Laura Kalbag

Beyond my means

When I wrote about owning and controlling my own content, I talked about trying to keep my “content” in its canonical location on my site, and then syndicating it to social networks and other sites. Doing this involves cross-posting, something that can be done manually (literally copying and pasting titles, descriptions, links etc) or through automation. Either way, it’s a real faff. Posting to my site alone is a faff.

As Aral keeps saying to me (and I reluctantly agree), we have to do these things the hard way so we can work out how to make them easier. It is the essence of what we’re trying to achieve at Ind.ie.

I am not being defeatist when I say that these tasks are often beyond my means. Beyond my means in financial cost, ability, time, and confidence.

Financial cost

Owning your own content is expensive because you’ve got to host your own content. Jessie Frazelle wrote this relevant tweet last year:

“cloud privilege:

when you can spin up infrastructure to mess around with things without paying for it. (working for cloud provider)”

I think of cloud privilege every time a person complains that someone else took their old site offline, or didn’t set up redirects. Hosting a history is expensive. Paying for yearly domain renewals is expensive. It may be a negligible cost to you, but it is not a negligible cost to everyone.

Of course, there are numerous cheap (or even free) hosts and cloud-related services out there. But do they respect my privacy? Do they respect the privacy of the people visiting my site? Recently I wrote about the cost of access for folks using free assistive technologies. The same goes for all technology as well as owning our own content. Privacy should not be the cost of freedom. As ever, marginalised groups are the most affected by these costs.

Time

Another area where owning your own content is a privilege is time. Building a website is time-consuming. Manually copying and pasting content to syndicate it to social networks is time-consuming. Building a tool to do the work for you is time consuming. Nobody is going to pay me for this time.

As free time goes, I’m fairly well-off. My only dependent is a dog.

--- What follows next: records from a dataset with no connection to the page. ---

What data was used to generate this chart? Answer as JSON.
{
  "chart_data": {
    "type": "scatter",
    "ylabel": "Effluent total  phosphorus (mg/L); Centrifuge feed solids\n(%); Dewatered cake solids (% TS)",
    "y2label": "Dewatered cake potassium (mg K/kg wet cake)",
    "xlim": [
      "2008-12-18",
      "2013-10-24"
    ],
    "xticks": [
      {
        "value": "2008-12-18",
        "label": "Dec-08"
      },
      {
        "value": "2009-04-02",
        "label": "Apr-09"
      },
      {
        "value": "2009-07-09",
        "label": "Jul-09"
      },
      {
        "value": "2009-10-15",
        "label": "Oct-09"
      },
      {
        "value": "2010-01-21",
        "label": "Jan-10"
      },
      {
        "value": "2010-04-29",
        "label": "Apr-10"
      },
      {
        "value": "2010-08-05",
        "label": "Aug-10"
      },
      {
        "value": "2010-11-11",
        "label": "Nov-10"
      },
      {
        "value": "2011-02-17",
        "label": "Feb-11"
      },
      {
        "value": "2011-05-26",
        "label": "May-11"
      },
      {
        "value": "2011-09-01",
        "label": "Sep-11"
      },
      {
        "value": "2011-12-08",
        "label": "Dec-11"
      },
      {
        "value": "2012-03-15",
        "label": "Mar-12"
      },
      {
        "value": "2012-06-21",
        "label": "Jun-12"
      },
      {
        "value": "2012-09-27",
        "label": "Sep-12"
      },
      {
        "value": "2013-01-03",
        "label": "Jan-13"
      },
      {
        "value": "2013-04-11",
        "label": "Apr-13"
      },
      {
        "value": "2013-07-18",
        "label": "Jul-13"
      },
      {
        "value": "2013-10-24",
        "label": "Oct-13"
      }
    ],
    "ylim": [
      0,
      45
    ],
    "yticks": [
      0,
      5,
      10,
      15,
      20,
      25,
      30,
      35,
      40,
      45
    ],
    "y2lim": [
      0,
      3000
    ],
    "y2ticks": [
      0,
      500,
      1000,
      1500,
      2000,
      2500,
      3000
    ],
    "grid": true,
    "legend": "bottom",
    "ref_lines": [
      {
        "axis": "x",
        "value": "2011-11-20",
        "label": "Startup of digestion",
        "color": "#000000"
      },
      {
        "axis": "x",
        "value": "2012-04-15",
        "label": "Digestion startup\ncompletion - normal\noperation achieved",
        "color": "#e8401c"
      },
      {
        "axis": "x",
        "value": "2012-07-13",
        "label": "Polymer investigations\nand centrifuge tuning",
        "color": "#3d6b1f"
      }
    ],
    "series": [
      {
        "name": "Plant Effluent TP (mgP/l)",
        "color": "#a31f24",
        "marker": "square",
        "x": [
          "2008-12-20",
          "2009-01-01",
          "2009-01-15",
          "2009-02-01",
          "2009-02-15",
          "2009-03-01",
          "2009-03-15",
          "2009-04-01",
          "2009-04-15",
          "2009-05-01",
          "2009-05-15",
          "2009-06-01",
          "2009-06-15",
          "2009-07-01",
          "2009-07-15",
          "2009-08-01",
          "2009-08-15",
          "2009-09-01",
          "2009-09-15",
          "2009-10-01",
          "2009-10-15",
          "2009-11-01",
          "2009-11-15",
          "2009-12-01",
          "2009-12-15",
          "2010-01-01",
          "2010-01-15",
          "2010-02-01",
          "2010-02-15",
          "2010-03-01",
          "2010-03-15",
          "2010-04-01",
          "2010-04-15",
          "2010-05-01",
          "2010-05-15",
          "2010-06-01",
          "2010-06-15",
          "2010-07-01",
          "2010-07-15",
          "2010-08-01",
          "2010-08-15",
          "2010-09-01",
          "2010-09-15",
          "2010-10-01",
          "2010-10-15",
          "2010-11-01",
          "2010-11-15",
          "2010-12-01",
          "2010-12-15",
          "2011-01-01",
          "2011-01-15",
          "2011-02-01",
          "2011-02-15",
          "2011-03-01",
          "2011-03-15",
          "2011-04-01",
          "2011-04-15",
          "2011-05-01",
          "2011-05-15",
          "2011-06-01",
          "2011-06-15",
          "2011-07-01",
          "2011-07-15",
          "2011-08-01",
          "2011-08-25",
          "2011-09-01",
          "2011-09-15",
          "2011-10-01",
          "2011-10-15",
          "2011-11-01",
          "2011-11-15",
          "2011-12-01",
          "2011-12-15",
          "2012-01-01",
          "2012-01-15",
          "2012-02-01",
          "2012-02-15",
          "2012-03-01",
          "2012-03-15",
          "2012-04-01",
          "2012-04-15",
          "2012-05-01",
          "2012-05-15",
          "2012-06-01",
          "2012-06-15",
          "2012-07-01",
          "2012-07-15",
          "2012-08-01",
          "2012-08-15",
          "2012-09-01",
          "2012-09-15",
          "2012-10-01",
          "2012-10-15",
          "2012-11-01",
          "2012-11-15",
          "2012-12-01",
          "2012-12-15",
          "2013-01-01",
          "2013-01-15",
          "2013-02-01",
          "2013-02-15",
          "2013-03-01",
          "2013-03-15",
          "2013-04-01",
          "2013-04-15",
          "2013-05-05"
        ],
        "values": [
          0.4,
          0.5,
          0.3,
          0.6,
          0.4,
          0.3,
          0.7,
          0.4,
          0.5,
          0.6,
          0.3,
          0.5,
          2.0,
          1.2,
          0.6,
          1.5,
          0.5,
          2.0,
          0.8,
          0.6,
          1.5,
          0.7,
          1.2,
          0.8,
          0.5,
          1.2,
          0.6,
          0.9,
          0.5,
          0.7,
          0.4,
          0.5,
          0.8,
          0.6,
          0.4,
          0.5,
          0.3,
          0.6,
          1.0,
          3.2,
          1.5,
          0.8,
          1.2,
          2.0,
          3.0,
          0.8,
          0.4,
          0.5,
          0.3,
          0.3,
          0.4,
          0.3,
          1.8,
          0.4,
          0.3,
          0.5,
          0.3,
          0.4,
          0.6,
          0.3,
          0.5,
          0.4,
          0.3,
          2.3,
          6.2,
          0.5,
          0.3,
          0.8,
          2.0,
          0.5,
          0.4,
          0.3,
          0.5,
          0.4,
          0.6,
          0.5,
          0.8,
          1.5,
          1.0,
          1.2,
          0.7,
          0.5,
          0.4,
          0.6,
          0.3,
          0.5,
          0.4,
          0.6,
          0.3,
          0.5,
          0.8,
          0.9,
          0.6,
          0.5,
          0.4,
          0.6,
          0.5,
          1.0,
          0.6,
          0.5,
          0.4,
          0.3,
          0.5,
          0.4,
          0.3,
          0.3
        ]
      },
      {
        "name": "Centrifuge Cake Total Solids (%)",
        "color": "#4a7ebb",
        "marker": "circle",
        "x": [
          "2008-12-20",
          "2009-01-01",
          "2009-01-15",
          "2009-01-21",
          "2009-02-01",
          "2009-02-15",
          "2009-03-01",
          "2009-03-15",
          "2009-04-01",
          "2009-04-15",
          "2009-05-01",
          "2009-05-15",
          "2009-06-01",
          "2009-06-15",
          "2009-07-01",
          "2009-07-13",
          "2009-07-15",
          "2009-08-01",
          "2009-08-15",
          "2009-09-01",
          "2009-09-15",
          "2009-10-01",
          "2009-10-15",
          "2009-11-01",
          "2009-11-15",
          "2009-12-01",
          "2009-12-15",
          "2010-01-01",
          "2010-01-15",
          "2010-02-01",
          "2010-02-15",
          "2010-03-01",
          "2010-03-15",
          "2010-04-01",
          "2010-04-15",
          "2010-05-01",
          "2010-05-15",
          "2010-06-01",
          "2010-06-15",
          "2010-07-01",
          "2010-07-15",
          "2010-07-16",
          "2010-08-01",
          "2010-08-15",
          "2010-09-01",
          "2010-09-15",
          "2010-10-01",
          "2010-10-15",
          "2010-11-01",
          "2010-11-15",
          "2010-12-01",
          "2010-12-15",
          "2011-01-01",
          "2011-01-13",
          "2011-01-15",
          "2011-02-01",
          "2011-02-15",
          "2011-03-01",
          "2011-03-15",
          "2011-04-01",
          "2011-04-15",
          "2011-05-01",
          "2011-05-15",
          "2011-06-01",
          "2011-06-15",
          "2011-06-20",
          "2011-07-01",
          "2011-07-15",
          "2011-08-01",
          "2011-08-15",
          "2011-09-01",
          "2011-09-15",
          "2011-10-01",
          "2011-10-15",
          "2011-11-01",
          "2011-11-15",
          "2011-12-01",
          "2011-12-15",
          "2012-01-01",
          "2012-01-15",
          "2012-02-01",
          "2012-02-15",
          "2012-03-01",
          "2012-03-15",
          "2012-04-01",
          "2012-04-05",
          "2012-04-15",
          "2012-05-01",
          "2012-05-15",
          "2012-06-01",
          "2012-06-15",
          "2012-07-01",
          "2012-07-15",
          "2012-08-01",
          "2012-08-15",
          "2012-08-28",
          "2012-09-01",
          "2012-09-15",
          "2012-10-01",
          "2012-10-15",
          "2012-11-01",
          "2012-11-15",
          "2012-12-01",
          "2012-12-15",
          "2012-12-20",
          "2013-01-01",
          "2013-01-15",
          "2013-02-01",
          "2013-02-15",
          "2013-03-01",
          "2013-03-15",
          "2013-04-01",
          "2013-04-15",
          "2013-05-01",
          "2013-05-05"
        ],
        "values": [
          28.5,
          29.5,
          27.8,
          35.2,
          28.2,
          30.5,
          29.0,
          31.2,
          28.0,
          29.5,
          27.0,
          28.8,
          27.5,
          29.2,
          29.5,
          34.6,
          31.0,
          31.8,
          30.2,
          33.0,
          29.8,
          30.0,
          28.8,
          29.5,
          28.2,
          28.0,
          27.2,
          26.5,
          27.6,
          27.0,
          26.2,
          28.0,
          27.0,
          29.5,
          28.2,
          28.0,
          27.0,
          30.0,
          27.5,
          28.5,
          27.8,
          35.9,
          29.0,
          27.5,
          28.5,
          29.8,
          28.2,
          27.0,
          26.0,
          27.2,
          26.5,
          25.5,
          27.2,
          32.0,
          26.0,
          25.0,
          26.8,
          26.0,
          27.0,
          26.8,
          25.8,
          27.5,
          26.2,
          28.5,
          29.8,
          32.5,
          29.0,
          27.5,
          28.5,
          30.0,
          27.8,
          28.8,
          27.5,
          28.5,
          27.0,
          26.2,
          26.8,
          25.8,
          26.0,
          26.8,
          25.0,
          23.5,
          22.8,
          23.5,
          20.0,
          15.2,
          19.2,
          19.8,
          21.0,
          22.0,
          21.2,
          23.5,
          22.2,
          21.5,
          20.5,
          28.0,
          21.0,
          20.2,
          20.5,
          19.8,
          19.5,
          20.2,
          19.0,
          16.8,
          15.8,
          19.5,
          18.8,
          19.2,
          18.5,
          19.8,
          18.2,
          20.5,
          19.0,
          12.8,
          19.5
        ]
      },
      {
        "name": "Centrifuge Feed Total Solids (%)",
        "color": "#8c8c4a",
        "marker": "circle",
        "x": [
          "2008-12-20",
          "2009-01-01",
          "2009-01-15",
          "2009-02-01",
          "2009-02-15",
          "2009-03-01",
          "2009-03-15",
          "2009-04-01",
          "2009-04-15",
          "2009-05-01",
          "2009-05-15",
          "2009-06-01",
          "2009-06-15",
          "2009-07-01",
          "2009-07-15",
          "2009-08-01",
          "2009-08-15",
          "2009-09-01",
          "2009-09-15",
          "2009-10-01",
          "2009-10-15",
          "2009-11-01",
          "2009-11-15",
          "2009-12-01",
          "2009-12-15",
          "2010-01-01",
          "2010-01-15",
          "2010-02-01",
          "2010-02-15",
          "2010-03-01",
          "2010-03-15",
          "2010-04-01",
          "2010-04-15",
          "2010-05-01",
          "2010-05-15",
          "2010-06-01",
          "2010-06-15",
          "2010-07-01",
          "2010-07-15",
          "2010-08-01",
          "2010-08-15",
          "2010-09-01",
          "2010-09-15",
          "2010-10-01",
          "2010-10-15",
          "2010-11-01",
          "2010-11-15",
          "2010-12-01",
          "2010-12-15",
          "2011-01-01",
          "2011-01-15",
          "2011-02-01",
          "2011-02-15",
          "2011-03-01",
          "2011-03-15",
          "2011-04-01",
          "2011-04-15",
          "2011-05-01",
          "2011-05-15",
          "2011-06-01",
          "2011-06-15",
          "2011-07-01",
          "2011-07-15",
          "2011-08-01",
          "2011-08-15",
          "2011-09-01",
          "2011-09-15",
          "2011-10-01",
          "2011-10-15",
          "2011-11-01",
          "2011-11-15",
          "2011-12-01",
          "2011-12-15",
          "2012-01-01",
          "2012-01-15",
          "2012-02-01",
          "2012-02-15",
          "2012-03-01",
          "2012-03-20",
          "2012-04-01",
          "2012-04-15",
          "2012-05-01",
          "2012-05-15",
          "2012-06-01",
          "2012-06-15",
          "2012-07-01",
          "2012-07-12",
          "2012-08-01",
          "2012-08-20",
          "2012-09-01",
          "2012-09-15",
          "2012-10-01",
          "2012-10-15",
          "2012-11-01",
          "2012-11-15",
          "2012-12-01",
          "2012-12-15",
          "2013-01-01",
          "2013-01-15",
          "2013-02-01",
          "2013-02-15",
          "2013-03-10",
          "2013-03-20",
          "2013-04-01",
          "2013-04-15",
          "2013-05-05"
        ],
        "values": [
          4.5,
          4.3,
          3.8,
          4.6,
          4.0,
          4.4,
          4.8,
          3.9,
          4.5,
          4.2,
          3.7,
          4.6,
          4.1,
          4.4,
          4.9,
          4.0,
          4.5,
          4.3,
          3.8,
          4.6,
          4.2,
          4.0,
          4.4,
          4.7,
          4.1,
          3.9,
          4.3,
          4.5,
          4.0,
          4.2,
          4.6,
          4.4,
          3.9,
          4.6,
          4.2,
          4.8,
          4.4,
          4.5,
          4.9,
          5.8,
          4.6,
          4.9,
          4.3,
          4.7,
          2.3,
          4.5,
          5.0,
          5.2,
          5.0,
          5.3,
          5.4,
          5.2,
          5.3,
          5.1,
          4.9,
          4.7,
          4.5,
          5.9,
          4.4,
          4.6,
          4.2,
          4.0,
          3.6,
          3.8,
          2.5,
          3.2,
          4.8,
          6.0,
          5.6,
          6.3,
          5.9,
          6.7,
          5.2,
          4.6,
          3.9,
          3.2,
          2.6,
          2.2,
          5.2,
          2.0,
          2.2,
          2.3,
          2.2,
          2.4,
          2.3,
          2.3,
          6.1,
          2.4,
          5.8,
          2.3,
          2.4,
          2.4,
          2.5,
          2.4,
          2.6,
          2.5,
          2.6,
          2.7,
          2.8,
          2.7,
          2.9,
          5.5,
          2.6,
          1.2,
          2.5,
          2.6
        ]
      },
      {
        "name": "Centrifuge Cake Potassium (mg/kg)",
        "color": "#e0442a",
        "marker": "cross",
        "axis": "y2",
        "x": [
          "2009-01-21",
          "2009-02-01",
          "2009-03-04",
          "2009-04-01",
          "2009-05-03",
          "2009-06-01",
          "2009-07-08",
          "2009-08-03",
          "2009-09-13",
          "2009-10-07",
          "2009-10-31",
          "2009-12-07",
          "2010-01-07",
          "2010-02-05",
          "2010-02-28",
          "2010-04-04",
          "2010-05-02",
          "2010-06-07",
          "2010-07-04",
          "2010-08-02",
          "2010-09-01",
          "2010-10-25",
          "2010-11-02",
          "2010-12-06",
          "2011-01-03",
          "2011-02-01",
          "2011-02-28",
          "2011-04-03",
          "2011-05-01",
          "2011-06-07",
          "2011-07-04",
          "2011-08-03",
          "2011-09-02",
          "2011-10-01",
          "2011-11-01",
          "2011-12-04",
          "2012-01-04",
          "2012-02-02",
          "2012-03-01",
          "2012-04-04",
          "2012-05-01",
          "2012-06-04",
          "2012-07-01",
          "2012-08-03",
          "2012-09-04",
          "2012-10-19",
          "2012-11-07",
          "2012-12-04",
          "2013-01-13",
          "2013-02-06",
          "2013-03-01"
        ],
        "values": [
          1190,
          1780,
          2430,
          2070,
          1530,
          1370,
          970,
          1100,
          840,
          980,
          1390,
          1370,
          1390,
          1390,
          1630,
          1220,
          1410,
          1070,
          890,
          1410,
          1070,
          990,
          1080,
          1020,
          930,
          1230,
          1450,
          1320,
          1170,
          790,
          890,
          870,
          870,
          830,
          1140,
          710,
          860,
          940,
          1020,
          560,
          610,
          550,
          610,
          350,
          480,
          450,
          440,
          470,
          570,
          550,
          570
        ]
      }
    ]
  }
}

But the majority of my time is spent doing work that pays the rent, domestic tasks that keep me alive, and enough time leftover to stop my mental health from caving in. That does not leave a lot of time to create, maintain, and use the tools required to own my own content. Because these tools do not really already exist. And those that do exist are not trivial to use… which brings me to ability.

Ability

I can make websites. I can make text into a web page and deploy it to my own (rented) server at my own publicly-available address. Those things alone are not insignificant—it took me a lot of time, and some financial cost, to get my knowledge and skills to the point where I had the ability to do those things and more.

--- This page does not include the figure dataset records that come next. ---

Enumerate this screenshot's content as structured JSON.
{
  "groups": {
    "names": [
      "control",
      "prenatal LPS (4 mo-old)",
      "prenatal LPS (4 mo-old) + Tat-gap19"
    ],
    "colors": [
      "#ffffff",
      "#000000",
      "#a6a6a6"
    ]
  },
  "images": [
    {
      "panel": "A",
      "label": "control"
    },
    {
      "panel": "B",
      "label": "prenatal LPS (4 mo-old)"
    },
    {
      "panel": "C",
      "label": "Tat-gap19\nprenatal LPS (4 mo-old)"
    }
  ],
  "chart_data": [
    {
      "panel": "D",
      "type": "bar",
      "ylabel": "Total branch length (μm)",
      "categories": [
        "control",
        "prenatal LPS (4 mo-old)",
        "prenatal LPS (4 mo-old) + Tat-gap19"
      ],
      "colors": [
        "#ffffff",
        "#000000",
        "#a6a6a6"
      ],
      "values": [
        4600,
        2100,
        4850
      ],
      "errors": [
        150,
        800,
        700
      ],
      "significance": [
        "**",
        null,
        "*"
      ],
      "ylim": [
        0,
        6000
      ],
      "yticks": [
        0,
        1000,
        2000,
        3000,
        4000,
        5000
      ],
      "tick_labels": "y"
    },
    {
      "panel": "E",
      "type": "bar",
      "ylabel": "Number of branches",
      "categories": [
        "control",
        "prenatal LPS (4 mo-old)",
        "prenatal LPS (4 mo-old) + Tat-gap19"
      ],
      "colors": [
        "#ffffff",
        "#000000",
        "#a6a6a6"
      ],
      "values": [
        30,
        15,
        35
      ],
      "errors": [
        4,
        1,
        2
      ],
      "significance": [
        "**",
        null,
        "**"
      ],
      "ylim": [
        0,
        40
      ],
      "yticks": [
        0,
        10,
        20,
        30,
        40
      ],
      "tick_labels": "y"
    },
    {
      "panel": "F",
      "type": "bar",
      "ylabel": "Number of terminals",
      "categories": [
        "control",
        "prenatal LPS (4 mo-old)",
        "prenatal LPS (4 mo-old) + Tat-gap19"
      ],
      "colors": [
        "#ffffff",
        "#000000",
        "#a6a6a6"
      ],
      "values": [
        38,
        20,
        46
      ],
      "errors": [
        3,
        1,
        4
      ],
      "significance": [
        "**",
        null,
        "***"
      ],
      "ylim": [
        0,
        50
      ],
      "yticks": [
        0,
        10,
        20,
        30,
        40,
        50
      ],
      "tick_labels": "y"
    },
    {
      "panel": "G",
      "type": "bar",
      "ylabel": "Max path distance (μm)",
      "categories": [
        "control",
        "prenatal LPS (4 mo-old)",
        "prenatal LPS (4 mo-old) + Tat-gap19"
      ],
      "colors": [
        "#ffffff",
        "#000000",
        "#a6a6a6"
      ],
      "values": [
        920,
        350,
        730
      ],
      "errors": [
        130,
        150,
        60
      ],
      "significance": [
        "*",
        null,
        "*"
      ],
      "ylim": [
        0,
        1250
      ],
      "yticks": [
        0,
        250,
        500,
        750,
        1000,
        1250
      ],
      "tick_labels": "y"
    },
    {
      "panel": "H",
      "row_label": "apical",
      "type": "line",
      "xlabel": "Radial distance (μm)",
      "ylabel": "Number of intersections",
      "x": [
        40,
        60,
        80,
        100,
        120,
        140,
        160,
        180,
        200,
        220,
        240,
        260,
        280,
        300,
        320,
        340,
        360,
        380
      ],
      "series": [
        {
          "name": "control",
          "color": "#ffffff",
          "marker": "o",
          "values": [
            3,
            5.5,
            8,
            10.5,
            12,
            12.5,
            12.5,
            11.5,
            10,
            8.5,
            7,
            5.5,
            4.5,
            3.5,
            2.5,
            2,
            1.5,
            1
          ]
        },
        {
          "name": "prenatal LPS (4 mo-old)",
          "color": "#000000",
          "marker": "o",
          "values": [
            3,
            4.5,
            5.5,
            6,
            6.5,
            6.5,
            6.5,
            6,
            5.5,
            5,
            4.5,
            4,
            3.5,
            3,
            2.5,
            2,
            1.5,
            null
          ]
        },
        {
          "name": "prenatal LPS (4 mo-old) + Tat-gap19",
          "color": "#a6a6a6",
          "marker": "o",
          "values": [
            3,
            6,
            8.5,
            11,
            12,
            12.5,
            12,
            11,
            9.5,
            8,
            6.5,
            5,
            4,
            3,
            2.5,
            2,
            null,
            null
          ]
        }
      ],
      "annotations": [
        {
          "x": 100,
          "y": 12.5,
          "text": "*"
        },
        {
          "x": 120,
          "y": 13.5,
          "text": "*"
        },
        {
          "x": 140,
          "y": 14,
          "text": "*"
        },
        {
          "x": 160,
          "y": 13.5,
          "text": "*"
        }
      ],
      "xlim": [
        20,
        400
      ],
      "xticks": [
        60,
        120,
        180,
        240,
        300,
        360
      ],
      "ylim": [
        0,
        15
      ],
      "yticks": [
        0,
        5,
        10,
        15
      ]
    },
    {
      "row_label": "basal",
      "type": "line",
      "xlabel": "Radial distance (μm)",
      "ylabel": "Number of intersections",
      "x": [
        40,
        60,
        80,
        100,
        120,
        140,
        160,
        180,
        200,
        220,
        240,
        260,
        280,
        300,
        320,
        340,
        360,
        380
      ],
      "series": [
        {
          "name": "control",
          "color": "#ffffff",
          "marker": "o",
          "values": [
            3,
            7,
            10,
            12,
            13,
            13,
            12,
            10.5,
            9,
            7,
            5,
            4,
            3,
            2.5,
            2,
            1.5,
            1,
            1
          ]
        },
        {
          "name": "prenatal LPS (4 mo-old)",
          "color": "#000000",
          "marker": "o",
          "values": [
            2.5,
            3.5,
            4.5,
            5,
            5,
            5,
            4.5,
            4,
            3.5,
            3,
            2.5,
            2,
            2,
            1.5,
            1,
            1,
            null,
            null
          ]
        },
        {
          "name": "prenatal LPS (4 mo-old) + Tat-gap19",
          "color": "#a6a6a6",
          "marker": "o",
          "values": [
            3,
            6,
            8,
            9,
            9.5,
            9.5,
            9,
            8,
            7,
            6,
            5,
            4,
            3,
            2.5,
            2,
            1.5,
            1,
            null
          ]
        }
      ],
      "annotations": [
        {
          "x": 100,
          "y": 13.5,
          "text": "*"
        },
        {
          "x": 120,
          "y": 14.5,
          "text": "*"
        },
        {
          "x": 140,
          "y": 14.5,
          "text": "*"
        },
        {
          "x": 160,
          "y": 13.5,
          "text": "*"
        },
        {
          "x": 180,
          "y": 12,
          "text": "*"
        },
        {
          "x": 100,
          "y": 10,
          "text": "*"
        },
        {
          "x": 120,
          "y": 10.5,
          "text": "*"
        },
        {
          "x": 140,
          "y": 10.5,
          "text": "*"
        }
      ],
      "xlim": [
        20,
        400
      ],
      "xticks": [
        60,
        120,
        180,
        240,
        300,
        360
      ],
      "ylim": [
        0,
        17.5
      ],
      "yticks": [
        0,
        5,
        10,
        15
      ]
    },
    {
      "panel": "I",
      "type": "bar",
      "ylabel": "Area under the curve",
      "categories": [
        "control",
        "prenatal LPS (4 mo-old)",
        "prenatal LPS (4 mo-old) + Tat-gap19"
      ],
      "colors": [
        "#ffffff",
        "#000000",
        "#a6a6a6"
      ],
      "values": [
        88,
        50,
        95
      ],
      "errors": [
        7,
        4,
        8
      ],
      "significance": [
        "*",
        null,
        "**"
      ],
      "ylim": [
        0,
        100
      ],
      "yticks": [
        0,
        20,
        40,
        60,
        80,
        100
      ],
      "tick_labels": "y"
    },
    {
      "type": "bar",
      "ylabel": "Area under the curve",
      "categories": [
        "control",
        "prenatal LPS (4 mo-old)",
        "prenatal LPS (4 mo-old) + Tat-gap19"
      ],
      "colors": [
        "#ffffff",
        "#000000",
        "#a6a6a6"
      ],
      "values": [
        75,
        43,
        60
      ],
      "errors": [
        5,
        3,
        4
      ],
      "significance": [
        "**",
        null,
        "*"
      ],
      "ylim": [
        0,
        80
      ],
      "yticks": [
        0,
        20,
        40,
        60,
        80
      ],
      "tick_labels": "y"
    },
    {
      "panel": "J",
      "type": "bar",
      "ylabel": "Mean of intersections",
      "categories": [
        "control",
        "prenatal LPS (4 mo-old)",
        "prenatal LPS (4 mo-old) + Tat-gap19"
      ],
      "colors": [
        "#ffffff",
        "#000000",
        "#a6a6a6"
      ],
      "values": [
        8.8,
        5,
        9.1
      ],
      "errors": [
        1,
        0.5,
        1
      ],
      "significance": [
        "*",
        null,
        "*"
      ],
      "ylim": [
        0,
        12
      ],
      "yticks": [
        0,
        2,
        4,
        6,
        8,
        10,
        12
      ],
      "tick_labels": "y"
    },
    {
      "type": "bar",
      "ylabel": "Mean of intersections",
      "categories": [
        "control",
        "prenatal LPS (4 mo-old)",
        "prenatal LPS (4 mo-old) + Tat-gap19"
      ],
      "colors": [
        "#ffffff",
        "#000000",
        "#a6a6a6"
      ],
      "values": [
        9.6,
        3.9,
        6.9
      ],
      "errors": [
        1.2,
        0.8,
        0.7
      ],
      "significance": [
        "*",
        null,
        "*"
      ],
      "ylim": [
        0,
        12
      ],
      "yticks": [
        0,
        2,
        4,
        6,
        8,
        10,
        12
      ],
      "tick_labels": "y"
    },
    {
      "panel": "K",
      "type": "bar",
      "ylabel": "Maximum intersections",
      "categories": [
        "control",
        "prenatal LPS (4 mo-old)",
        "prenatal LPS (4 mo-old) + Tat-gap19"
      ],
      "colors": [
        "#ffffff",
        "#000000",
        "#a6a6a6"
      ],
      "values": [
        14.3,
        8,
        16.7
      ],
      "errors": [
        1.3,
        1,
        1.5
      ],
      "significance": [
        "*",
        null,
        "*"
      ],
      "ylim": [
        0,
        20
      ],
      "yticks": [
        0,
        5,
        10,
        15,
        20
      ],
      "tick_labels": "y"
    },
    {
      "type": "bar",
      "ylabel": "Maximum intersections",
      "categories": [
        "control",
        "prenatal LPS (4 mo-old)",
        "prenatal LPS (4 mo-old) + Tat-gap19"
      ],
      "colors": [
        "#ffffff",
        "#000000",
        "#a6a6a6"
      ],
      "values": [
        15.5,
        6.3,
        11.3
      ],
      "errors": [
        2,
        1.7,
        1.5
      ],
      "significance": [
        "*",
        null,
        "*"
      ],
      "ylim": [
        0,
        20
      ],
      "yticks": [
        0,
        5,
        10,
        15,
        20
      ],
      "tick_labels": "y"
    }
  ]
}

There are tools, libraries, and all sorts of wonderful things that could make owning my own content easier. But many of them are still outside my ability. Many of their readmes and tutorials assume notable existing knowledge. It’s not necessarily the fault of the people making (and generously sharing) these tools and libraries. But they are making those tools for people who have the same desires and abilities as them. I don’t have the same abilities, or the resources to get me to the point where I could have the same abilities. Perhaps in time, but it’s not going to come cheaply or quickly.

Confidence

I’ll write about this later in this series, but confidence also plays a role in owning your own content. If you have the finances, the time, and the ability to have a system up and running, you also need to have the confidence. The confidence that you are choosing the right approach and technologies for yourself, and the confidence that the content you are creating is worth the time, cost, and effort. Committing text and images to a web page feels more permanent than spitting out status updates on a social network. It is more permanent. And for people from more marginalised groups, having findable content attributed to your name can have unpleasant consequences. So maybe the heading for this section should be Confidence/Foolhardiness. There is no (usable) “only for my friends” mode for personal websites. Yet.

Accessibility

It’s frustrating that in order to own and control my own content, to have real freedom on the web, I need all of the above. It’s like running through treacle, stopping every few miles to shave herds of yaks. We need to enable and build alternatives to mainstream technology that are inclusive. Inclusive because they are accessible to everyone regardless of background or personal situation, and also minimising the requirements of money, time, technical ability, and confidence in using these alternatives.

Much of the thinking in this post comes from irritation and, quite frankly, bitterness, when it comes to working on the web. Too often I feel I must meet arbitrary expectations or give up arbitrary rights in order to participate freely in technology that works for me. I don’t want this for me, and I don’t want this for anyone else, and I’m going to keep trying to do something about it.


Part 2 of an as-yet un-named series. Working out my thinking around personal websites.